Knights to Remember
Castle and Convent of Christ, Tomar
For a wooden seagull, I must say I’ve become quite the high flyer. I was certainly happy to take flight again once it started to get chilly in Austria. I was even more delighted to find myself back in my home from home, good old Lisbon.
We weren’t long there when the Oldies hired a car and set off to visit Tomar. Even I had heard about the famous Convento do Cristo, Convent of Christ, which was originally the home of the Knights Templar way back in the 12th century. But I wasn’t prepared for the scale of the building. This is one enormous convent! In fact it is a complex of no less than six cloisters. It is so huge, you could easily get lost in it. Which, of course, the Oldies promptly did. They should have left a trail of breadcrumbs behind them to help them find their way around. And I could have done with the snack.
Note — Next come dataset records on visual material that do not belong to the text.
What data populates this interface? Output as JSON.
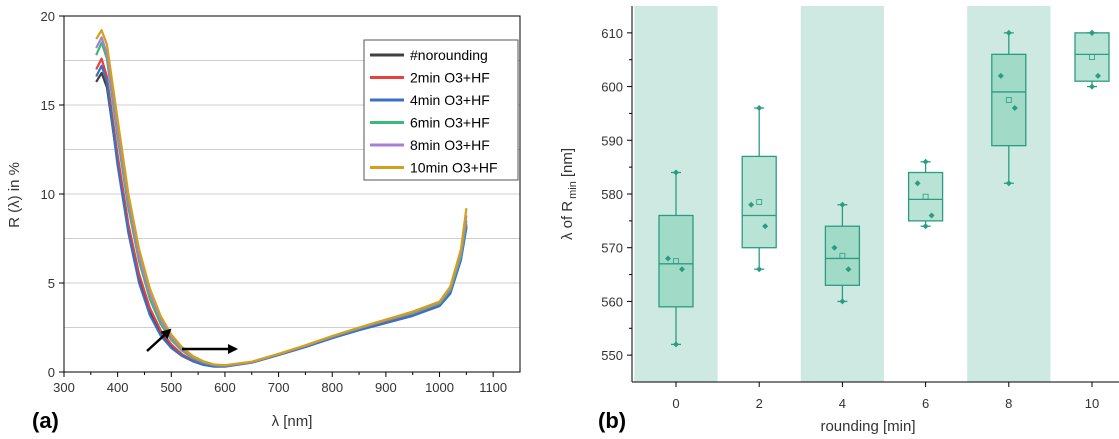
{
  "chart_data": [
    {
      "panel": "(a)",
      "type": "line",
      "xlabel": "λ [nm]",
      "ylabel": "R (λ) in %",
      "xlim": [
        300,
        1150
      ],
      "ylim": [
        0,
        20
      ],
      "xticks": [
        300,
        400,
        500,
        600,
        700,
        800,
        900,
        1000,
        1100
      ],
      "yticks": [
        0,
        5,
        10,
        15,
        20
      ],
      "grid": "horizontal",
      "legend_position": "top-right",
      "series": [
        {
          "name": "#norounding",
          "color": "#404040",
          "x": [
            360,
            370,
            380,
            400,
            420,
            440,
            460,
            480,
            500,
            520,
            540,
            560,
            580,
            600,
            650,
            700,
            750,
            800,
            850,
            900,
            950,
            1000,
            1020,
            1040,
            1050
          ],
          "y": [
            16.3,
            16.8,
            16.0,
            11.8,
            8.0,
            5.2,
            3.4,
            2.2,
            1.45,
            0.95,
            0.62,
            0.42,
            0.32,
            0.32,
            0.55,
            0.98,
            1.45,
            1.95,
            2.4,
            2.85,
            3.25,
            3.8,
            4.5,
            6.4,
            8.2
          ]
        },
        {
          "name": "2min O3+HF",
          "color": "#e8403c",
          "x": [
            360,
            370,
            380,
            400,
            420,
            440,
            460,
            480,
            500,
            520,
            540,
            560,
            580,
            600,
            650,
            700,
            750,
            800,
            850,
            900,
            950,
            1000,
            1020,
            1040,
            1050
          ],
          "y": [
            17.0,
            17.6,
            16.6,
            12.2,
            8.3,
            5.5,
            3.6,
            2.35,
            1.55,
            1.0,
            0.66,
            0.44,
            0.33,
            0.33,
            0.55,
            0.98,
            1.45,
            1.95,
            2.4,
            2.85,
            3.25,
            3.8,
            4.5,
            6.4,
            8.3
          ]
        },
        {
          "name": "4min O3+HF",
          "color": "#3b6fc6",
          "x": [
            360,
            370,
            380,
            400,
            420,
            440,
            460,
            480,
            500,
            520,
            540,
            560,
            580,
            600,
            650,
            700,
            750,
            800,
            850,
            900,
            950,
            1000,
            1020,
            1040,
            1050
          ],
          "y": [
            16.6,
            17.2,
            16.3,
            11.6,
            7.8,
            5.0,
            3.2,
            2.05,
            1.35,
            0.9,
            0.6,
            0.4,
            0.3,
            0.3,
            0.52,
            0.95,
            1.4,
            1.9,
            2.35,
            2.75,
            3.15,
            3.7,
            4.4,
            6.3,
            8.1
          ]
        },
        {
          "name": "6min O3+HF",
          "color": "#3cb878",
          "x": [
            360,
            370,
            380,
            400,
            420,
            440,
            460,
            480,
            500,
            520,
            540,
            560,
            580,
            600,
            650,
            700,
            750,
            800,
            850,
            900,
            950,
            1000,
            1020,
            1040,
            1050
          ],
          "y": [
            17.8,
            18.5,
            17.6,
            13.2,
            9.2,
            6.2,
            4.1,
            2.7,
            1.8,
            1.2,
            0.78,
            0.52,
            0.38,
            0.35,
            0.56,
            1.0,
            1.47,
            1.98,
            2.45,
            2.9,
            3.3,
            3.85,
            4.6,
            6.5,
            8.5
          ]
        },
        {
          "name": "8min O3+HF",
          "color": "#a77fd6",
          "x": [
            360,
            370,
            380,
            400,
            420,
            440,
            460,
            480,
            500,
            520,
            540,
            560,
            580,
            600,
            650,
            700,
            750,
            800,
            850,
            900,
            950,
            1000,
            1020,
            1040,
            1050
          ],
          "y": [
            18.2,
            18.8,
            17.9,
            13.6,
            9.6,
            6.5,
            4.4,
            2.95,
            1.95,
            1.3,
            0.85,
            0.56,
            0.4,
            0.36,
            0.56,
            1.0,
            1.48,
            2.0,
            2.48,
            2.92,
            3.35,
            3.9,
            4.7,
            6.7,
            8.8
          ]
        },
        {
          "name": "10min O3+HF",
          "color": "#d4a017",
          "x": [
            360,
            370,
            380,
            400,
            420,
            440,
            460,
            480,
            500,
            520,
            540,
            560,
            580,
            600,
            650,
            700,
            750,
            800,
            850,
            900,
            950,
            1000,
            1020,
            1040,
            1050
          ],
          "y": [
            18.7,
            19.2,
            18.4,
            14.2,
            10.0,
            6.9,
            4.7,
            3.15,
            2.1,
            1.4,
            0.9,
            0.6,
            0.42,
            0.38,
            0.58,
            1.02,
            1.5,
            2.02,
            2.5,
            2.95,
            3.4,
            3.95,
            4.8,
            6.9,
            9.2
          ]
        }
      ]
    },
    {
      "panel": "(b)",
      "type": "box",
      "xlabel": "rounding [min]",
      "ylabel": "λ of R",
      "ylabel_subscript": "min",
      "ylabel_unit": "[nm]",
      "categories": [
        "0",
        "2",
        "4",
        "6",
        "8",
        "10"
      ],
      "ylim": [
        545,
        615
      ],
      "yticks": [
        550,
        560,
        570,
        580,
        590,
        600,
        610
      ],
      "shaded_bands": [
        "0",
        "4",
        "8"
      ],
      "colors": {
        "box_fill": "#7fcdb3",
        "line": "#2a9d80",
        "band": "#cde9e2"
      },
      "boxes": [
        {
          "category": "0",
          "whisker_low": 552,
          "q1": 559,
          "median": 567,
          "q3": 576,
          "whisker_high": 584,
          "mean": 567.5,
          "points": [
            552,
            566,
            568,
            584
          ]
        },
        {
          "category": "2",
          "whisker_low": 566,
          "q1": 570,
          "median": 576,
          "q3": 587,
          "whisker_high": 596,
          "mean": 578.5,
          "points": [
            566,
            574,
            578,
            596
          ]
        },
        {
          "category": "4",
          "whisker_low": 560,
          "q1": 563,
          "median": 568,
          "q3": 574,
          "whisker_high": 578,
          "mean": 568.5,
          "points": [
            560,
            566,
            570,
            578
          ]
        },
        {
          "category": "6",
          "whisker_low": 574,
          "q1": 575,
          "median": 579,
          "q3": 584,
          "whisker_high": 586,
          "mean": 579.5,
          "points": [
            574,
            576,
            582,
            586
          ]
        },
        {
          "category": "8",
          "whisker_low": 582,
          "q1": 589,
          "median": 599,
          "q3": 606,
          "whisker_high": 610,
          "mean": 597.5,
          "points": [
            582,
            596,
            602,
            610
          ]
        },
        {
          "category": "10",
          "whisker_low": 600,
          "q1": 601,
          "median": 606,
          "q3": 610,
          "whisker_high": 610,
          "mean": 605.5,
          "points": [
            600,
            602,
            610,
            610
          ]
        }
      ]
    }
  ]
}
I don’t know about you, but when I think of convents or monasteries, I think of simple, basic facilities. But this one is five star all the way! The dormitories alone are phenomenal. The ceilings of the beautifully tiled corridors must be at least 5 metres high. I spotted a luxury (for the time) bathroom at the end of one of these corridors and the individual bedrooms are generously large. The occupants even had central heating, would you believe! The hot air from a fire in the centre of a large room at the end of the corridor was piped into the bedrooms. Yes, all mod cons – medieval style.
The refectory too was anything but spartan, with its long marble tables and fine tableware on the dressers …
… and the kitchen off it was by far the biggest I have ever seen. You could get lost in the fireplace alone!
Outside, the aqueduct which was built to supply water to the castle and convent complex is miles long and dizzily high in places. What an amazing feat of engineering! Of course, labour must have been very cheap, or, I suspect, even ‘free’ in those days.
Tomar itself, with its beautifully restored houses, churches and municipal buildings, is a lovely city. Of course, you can hardly take a step without encountering some reminder of its Templar heritage, such as the Templar Cross pattern in the pavement cobblestones. Even the local fast food restaurants appear to be cashing in on the theme …
We found the iconic Tomar waterwheel in the local park, and from there it was just a short stroll to the market. That is one large and busy market, it seemed to go on and on forever. The stalls heaving with fish, meats, breads and cakes had my beak dripping almost as much as the weir in the nearby River Nabão.
I was loath to leave the market with all its tantalising sights and smells, but the Oldies were intent on visiting the House of Cubes. I must admit that the photographic exhibition on the Festa dos Tabuleiros there was fascinating. The ‘Festival of the Trays’ takes place only once every four years. After seeing the work involved in the preparations, I can certainly see why! The entire community is involved, making thousands of elaborate hand-made paper flowers, traditional clothing and decorated floats. The local women wearing traditional dress carry the ‘trays’ which are elaborate head dresses decorated with the paper flowers, traditional bread rolls and topped off with gold crowns with the dove symbolising the Holy Spirit on top.
My poor little bird brain was overloaded with all the facts and figures about the festival, but I do remember that each head dress weighs about 15 kg and is carried for 5 km on the parade through town. Those local ladies must be some tough birds!
On our way back to Lisbon, we made a brief stop at Obidos. We had just managed to walk around the walls of this beautiful little fortified town and admire several of the restored churches and municipal buildings before rain stopped play. The Oldies, however, were only too happy to use it as an excuse to duck indoors for a shot of the famous Obidos ginja, a sour cherry liqueur served in shot glasses made of chocolate. I could see that Her Ladyship certainly approved!
I don’t know what His Lordship made of it. He disappeared on us all of a sudden. Probably to go and ask if they also did chocolate pint glasses.